|
|
|
|
|
by SeanLuke
1677 days ago
|
|
The other examples he gave trade off significant math deficiencies for small speed gains. But flushing subnormals to zero can produce a MASSIVE speed gain. Like 1000x. And including subnormals isn't necessarily good floating point practice -- they were rather controversial during the development of IEEE 754 as I understand it. The tradeoff here is markedly different than in the other cases. |
|
For example Zen CPUs have negligible penalties for handling denormals, but many Intel models have a penalty between 100 and 200 clock cycles for an operation with denormals.
Even on the CPU models with slow denormal processing, a speedup between 100 and 1000 exists only for the operation with denormals itself and only when the operation belonged to a stream of operations working at the maximum CPU SIMD speed, when during the one hundred and something lost clock cycles the CPU could have done 4 or 8 operations during every clock cycle.
Any complete computations cannot have a significant percentage of operations with denormals, unless they are written in an extremely bad way.
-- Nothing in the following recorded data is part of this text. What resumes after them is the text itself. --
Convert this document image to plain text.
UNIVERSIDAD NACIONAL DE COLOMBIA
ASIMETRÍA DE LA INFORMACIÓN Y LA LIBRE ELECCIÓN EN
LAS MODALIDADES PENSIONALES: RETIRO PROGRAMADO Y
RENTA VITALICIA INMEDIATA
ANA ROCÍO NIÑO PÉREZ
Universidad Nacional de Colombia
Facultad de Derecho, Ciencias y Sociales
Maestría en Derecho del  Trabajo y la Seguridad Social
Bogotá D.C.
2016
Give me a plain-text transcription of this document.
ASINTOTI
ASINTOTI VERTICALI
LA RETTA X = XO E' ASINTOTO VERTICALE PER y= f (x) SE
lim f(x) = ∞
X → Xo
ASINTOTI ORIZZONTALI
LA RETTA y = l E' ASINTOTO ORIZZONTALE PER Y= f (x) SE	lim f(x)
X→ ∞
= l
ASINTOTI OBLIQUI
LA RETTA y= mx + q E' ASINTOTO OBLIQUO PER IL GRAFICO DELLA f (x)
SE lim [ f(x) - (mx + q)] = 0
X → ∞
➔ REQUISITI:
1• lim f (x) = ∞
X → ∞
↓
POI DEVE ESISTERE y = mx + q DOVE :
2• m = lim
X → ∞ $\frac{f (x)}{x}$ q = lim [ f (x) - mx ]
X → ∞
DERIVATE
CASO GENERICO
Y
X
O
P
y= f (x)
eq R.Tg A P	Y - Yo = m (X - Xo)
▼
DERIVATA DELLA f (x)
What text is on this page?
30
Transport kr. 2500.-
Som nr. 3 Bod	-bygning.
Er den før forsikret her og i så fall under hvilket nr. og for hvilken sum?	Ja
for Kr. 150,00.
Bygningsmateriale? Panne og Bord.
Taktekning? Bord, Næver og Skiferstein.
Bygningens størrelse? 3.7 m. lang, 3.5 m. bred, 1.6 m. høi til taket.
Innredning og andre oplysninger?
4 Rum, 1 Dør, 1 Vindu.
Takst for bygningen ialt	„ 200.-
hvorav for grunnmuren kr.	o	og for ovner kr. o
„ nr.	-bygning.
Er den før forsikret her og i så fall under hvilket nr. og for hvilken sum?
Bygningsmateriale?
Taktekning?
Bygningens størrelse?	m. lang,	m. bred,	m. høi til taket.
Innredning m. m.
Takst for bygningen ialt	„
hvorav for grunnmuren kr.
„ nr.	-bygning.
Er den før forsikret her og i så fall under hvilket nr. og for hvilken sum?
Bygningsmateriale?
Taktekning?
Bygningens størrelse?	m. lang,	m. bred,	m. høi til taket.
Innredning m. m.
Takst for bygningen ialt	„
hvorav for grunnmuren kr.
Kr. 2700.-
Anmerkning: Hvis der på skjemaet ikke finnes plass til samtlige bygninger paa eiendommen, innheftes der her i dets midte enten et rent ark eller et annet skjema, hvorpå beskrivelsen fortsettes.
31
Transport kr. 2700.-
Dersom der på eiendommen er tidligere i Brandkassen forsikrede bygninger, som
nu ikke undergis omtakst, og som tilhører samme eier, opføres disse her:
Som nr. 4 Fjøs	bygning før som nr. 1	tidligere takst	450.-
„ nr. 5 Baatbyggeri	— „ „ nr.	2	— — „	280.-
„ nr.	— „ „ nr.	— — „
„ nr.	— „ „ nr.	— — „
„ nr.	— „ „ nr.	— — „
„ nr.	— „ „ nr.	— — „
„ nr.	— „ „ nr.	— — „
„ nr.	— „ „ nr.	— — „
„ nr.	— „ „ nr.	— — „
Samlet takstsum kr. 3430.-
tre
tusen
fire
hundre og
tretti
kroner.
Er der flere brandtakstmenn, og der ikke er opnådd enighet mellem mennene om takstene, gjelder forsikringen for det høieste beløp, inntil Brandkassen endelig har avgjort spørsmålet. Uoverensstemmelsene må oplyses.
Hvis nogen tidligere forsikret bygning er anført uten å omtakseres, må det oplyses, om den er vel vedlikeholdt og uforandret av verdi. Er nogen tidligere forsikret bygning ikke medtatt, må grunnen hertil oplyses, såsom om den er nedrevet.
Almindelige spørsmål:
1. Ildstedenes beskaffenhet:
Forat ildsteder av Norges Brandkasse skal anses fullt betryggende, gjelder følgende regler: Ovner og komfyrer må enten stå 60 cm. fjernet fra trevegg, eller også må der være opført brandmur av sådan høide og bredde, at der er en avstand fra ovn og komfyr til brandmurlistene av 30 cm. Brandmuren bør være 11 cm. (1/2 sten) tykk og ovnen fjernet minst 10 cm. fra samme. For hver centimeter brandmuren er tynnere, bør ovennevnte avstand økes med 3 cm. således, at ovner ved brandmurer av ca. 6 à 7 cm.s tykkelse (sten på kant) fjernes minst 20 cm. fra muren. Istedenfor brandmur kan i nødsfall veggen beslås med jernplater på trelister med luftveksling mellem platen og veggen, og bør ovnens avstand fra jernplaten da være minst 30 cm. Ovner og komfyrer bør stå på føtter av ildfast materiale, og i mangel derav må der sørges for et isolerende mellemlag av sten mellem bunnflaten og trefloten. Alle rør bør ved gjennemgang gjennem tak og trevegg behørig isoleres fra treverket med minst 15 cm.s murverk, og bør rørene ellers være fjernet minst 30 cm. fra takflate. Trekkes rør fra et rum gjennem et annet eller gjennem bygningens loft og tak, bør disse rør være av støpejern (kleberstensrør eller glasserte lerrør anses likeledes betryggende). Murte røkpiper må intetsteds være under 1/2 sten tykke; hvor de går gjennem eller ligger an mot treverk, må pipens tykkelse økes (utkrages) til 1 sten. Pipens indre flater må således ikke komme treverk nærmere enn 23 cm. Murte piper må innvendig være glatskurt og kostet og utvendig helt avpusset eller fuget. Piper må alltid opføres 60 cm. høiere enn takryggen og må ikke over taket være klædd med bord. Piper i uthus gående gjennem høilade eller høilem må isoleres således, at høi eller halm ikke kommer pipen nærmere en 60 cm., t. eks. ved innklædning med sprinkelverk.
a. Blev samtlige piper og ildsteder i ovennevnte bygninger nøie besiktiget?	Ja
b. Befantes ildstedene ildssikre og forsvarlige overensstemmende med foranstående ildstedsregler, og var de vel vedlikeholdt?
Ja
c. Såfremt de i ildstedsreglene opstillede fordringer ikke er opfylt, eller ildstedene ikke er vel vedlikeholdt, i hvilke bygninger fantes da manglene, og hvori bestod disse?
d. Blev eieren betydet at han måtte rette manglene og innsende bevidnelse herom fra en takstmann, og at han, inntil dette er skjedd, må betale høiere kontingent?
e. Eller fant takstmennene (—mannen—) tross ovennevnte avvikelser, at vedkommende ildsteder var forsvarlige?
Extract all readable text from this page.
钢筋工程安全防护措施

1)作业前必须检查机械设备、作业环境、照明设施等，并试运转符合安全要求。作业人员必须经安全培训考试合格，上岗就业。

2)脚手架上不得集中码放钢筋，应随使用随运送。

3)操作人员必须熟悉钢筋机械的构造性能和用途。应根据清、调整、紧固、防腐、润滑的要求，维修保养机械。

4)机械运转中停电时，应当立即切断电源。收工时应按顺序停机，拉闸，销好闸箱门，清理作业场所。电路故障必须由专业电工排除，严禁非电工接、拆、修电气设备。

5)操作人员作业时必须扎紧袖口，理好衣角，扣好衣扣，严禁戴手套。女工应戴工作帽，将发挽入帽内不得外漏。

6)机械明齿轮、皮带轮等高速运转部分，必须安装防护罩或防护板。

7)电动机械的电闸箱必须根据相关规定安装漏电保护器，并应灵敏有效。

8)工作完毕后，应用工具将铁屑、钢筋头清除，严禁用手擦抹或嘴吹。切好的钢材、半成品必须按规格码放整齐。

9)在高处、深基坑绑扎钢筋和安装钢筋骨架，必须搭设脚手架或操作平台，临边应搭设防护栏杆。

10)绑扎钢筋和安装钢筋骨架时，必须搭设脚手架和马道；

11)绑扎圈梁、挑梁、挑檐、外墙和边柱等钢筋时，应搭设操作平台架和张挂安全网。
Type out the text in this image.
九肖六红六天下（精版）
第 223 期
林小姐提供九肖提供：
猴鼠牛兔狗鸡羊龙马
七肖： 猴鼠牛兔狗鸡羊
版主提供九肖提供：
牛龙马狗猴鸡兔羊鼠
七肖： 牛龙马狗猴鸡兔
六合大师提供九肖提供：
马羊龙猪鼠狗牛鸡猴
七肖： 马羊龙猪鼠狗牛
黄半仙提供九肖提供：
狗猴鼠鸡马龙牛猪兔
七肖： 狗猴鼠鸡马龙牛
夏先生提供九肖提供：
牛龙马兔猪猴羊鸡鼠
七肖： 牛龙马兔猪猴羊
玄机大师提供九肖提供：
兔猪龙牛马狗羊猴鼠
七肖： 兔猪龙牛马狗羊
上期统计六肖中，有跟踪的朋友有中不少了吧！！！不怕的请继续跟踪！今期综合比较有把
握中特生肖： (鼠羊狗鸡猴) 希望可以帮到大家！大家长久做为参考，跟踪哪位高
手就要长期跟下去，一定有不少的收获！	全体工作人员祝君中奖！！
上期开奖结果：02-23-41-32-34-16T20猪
So for a complete computation, even on the models with bad denormal handling, a speedup of more than a few times would be abnormal.
The only controversy that has ever existed about denormals is that handling them at full speed increases the cost of the FPU, so lazy or greedy companies, i.e. mainly Intel, have preferred to add the flush-to-zero option for gamers, instead of designing the FPU in the right way.
When the correctness of the results is not important, like in many graphic or machine-learning applications, using flush-to-zero is OK, otherwise it is not.